毎週月曜日の一時間目に、全校の生徒が講堂に集まり、校長先生の訓話を聞きます。私は、学校業界の人間ですから、毎週一回、全校生徒を講堂に集めることが、教師にとって、如何に面倒で、手間がかかるイベントであるかと云うことは、嫌と云うほど理解しています。戦前ですから、私語はしないと思いますが、列をきちんと整えて、並ばせるだけでも、訓練と努力が必要です。集会と云うのは、gdgd集まって、gdgd解散したら、まったく意味を持ちません。整然とした状態で集まって、秩序正しい集会を実施し、生徒自身が、感銘を受けると云うレベルまで、持って行く必要があります。残念ながら、そんな集会を自分自身が実施したことも、見たことも、ほとんどありません。最初に勤めた足立区の高校で、応援団が全盛だった頃、応援団の集会で、何回か見たくらいです。整然とした規律あふれる集会が実施できれば、集会を実施することは、大きなメリットがあります。週一で、整然とした集会を実施することが、戦前の高女では求められていたわけです。

 が、毎週、1時間、訓話をしなければいけない校長先生は、大変です。今、学校長は、始業式と終業式に、講話をされています。1学期に二回です。話す時間は、長くて20分ほど。が、この1学期にたった2回の講話だって、苦労されている筈です。12歳~17歳くらいのJuvenileの女の子たちのheartを掴む講話を、毎週、一時間やると云うのは、ほとんど不可能なことだろうと、勝手に想像しています。そもそも、女の子が考えていることは、男には判りません。ちなみに、月曜日以外の平日(火水木金土)の5日間も、朝礼があって、そこでも10分程度、校長先生はお話になります。つまり、毎日、ネタを準備しなければいけないんです。私は、現在、週一で、5分程度の授業のネタを考えています。それですら、かなり苦労しています。当時の校長先生ですと、結局は、時事問題、戦況報告(もう日中戦争は始まっていました)などが中心になってしまうと思います。

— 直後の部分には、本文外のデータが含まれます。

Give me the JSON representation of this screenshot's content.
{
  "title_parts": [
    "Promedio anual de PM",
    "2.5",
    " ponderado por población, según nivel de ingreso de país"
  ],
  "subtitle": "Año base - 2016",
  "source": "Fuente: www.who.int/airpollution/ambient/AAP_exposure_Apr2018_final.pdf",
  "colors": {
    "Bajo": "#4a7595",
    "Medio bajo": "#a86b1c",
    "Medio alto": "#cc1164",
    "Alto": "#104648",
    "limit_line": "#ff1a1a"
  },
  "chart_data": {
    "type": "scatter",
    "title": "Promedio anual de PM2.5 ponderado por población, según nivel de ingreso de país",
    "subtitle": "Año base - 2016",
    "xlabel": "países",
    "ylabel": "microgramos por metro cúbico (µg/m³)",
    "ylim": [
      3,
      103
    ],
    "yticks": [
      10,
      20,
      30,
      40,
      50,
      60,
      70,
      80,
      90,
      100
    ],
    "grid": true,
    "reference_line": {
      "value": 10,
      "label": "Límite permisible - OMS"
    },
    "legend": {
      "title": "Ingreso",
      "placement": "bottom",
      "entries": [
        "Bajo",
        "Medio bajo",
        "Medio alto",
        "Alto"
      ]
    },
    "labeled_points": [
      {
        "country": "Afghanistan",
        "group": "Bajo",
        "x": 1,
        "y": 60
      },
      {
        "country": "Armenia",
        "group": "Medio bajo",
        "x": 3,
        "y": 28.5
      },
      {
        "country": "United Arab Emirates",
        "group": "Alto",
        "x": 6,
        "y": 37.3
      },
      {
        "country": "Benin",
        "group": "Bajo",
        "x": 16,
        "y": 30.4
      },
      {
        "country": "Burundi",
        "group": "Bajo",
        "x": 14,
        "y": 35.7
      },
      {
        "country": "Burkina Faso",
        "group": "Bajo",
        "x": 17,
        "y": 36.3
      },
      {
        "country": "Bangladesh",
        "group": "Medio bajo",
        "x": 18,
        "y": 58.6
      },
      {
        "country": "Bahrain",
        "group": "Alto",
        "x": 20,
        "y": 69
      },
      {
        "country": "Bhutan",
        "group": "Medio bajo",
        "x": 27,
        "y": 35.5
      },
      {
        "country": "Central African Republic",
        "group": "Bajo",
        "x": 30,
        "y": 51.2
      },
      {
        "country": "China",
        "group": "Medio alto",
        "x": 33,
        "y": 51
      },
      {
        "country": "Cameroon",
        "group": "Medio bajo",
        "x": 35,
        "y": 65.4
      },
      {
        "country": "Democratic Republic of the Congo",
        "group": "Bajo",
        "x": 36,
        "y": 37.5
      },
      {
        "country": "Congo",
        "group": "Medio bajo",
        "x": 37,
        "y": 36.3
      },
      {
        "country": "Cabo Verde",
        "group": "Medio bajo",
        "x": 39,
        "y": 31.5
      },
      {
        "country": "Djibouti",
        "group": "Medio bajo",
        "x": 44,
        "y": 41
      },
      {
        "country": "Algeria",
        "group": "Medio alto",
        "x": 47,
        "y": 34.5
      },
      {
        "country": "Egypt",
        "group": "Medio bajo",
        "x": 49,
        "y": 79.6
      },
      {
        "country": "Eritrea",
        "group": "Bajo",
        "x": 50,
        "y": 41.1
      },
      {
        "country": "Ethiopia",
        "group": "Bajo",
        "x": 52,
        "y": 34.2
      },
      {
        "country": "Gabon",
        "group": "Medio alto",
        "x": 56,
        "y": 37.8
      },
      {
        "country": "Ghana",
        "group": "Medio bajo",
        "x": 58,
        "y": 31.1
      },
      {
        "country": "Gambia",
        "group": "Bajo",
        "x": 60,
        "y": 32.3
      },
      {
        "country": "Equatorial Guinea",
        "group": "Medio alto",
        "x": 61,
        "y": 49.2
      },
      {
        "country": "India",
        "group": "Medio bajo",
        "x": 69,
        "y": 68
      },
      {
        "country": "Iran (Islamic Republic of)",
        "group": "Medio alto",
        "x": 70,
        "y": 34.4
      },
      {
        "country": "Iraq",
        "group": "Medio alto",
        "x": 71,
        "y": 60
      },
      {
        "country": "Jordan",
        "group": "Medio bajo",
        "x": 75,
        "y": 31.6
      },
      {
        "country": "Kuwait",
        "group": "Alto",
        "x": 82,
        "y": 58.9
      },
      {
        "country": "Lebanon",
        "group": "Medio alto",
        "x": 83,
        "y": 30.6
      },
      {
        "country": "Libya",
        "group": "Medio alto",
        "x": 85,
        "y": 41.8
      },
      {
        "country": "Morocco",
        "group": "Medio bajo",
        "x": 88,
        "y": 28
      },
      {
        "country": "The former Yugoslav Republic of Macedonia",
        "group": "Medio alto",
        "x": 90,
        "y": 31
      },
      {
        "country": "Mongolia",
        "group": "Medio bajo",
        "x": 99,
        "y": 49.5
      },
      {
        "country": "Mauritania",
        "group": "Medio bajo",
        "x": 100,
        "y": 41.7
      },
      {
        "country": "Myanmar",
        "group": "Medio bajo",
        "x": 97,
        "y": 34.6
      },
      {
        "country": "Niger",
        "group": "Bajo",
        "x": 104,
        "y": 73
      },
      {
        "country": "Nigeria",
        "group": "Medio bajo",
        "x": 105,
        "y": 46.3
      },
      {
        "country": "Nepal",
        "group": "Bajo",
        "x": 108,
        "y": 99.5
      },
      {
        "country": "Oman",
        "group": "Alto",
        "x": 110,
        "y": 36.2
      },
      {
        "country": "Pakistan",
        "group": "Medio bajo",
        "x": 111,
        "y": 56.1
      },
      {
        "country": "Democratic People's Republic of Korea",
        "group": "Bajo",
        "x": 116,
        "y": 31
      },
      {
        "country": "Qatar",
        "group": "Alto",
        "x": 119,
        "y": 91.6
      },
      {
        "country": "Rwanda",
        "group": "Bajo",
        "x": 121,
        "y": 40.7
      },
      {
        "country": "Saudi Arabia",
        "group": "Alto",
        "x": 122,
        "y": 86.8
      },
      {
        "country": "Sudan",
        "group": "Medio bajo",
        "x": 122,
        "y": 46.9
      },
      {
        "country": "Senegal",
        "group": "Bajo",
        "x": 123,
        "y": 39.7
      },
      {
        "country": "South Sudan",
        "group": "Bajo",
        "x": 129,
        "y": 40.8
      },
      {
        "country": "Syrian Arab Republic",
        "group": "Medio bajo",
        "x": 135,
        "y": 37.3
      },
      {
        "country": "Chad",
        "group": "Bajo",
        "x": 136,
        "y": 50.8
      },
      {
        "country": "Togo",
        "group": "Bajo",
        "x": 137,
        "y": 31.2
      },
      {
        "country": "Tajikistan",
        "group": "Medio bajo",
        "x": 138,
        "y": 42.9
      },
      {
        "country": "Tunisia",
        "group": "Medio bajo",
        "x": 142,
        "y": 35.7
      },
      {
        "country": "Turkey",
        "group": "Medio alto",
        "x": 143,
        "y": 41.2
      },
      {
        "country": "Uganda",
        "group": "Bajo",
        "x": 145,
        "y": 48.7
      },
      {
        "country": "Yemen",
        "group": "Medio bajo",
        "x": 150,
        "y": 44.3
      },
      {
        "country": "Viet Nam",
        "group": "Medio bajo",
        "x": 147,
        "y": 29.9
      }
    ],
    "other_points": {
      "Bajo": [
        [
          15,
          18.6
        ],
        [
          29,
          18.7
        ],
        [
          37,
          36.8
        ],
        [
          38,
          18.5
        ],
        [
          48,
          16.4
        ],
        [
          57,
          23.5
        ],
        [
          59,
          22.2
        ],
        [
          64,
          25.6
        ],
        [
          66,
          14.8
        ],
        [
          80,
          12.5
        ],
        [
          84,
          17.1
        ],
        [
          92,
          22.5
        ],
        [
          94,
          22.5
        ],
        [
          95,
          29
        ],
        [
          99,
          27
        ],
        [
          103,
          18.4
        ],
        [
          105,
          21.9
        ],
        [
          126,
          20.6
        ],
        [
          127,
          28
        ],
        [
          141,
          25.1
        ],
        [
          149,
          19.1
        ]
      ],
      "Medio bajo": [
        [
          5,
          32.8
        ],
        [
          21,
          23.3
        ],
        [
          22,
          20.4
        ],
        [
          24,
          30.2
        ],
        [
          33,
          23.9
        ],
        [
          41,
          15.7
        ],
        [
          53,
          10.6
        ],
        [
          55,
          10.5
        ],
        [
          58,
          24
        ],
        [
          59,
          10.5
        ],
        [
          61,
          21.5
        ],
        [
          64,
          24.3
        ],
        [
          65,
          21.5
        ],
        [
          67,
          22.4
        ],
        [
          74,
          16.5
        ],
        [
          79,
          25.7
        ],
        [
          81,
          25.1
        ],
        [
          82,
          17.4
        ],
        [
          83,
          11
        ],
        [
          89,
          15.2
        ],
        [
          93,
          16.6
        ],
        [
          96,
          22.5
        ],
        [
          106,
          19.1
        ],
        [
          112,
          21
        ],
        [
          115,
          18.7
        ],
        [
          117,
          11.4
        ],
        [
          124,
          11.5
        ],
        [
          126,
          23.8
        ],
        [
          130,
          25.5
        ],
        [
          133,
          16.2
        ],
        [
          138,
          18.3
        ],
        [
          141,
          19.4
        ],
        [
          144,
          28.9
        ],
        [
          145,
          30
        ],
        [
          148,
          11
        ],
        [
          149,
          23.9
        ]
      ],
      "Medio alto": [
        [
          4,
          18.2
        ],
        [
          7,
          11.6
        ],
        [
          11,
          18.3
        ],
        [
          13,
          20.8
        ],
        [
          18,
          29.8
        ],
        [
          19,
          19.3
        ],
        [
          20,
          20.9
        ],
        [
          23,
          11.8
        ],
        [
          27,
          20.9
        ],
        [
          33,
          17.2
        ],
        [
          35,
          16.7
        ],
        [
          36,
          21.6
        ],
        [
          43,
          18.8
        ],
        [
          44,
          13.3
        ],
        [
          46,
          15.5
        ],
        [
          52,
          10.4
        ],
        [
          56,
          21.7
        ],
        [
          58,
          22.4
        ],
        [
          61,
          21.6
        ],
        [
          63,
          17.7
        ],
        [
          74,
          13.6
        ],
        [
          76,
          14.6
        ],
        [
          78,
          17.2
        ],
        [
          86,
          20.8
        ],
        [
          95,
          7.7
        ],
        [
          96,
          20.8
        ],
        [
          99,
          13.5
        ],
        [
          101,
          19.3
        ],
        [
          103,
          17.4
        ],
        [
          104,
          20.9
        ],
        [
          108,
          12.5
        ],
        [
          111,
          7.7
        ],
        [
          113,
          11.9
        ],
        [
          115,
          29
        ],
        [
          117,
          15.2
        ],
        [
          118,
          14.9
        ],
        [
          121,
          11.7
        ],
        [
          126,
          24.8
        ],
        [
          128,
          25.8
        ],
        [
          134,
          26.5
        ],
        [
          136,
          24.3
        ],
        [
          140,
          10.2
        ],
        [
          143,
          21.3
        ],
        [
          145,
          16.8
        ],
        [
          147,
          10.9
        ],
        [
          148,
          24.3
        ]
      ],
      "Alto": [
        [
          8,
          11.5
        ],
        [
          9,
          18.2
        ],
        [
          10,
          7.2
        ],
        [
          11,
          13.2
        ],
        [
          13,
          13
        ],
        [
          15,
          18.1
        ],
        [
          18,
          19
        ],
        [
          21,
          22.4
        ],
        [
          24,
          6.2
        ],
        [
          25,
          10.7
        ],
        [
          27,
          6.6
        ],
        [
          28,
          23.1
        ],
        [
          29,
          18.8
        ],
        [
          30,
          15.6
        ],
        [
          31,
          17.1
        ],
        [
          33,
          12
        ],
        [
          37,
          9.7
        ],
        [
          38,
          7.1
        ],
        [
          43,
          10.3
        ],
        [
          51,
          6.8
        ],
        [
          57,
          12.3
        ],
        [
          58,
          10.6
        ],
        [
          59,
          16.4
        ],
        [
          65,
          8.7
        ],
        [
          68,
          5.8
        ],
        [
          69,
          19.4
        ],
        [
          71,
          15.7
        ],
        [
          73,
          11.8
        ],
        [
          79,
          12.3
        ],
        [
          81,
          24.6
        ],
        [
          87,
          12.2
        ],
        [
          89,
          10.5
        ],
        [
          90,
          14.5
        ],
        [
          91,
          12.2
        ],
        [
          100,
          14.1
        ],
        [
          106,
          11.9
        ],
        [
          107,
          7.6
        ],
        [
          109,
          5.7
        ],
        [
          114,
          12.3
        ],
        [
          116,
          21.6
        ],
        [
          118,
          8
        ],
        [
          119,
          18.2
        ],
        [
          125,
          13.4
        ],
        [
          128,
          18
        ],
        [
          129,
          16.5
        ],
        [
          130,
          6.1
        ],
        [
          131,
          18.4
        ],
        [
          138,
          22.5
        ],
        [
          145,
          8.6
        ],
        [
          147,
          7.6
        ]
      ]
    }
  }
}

が、勢津子さんは、結構、熱心にlisten toしていたようです。校長先生が、出張とかで、他の先生が話す時は、早く終わらないかと、窓の外などを見ていたそうです。ですから、校長先生は、ちゃんと、生徒に聞かせられる話術のスキルを持っていたと言うことです。

 もっとも、スキルだけでは長続きしません。学校長自身が、しっかりとした人生観、世界観、教育哲学をお持ちになり、常に自身満々で、生徒にぶつかって行ったからこそ、生徒はlisten toしたんだろうと想像できます。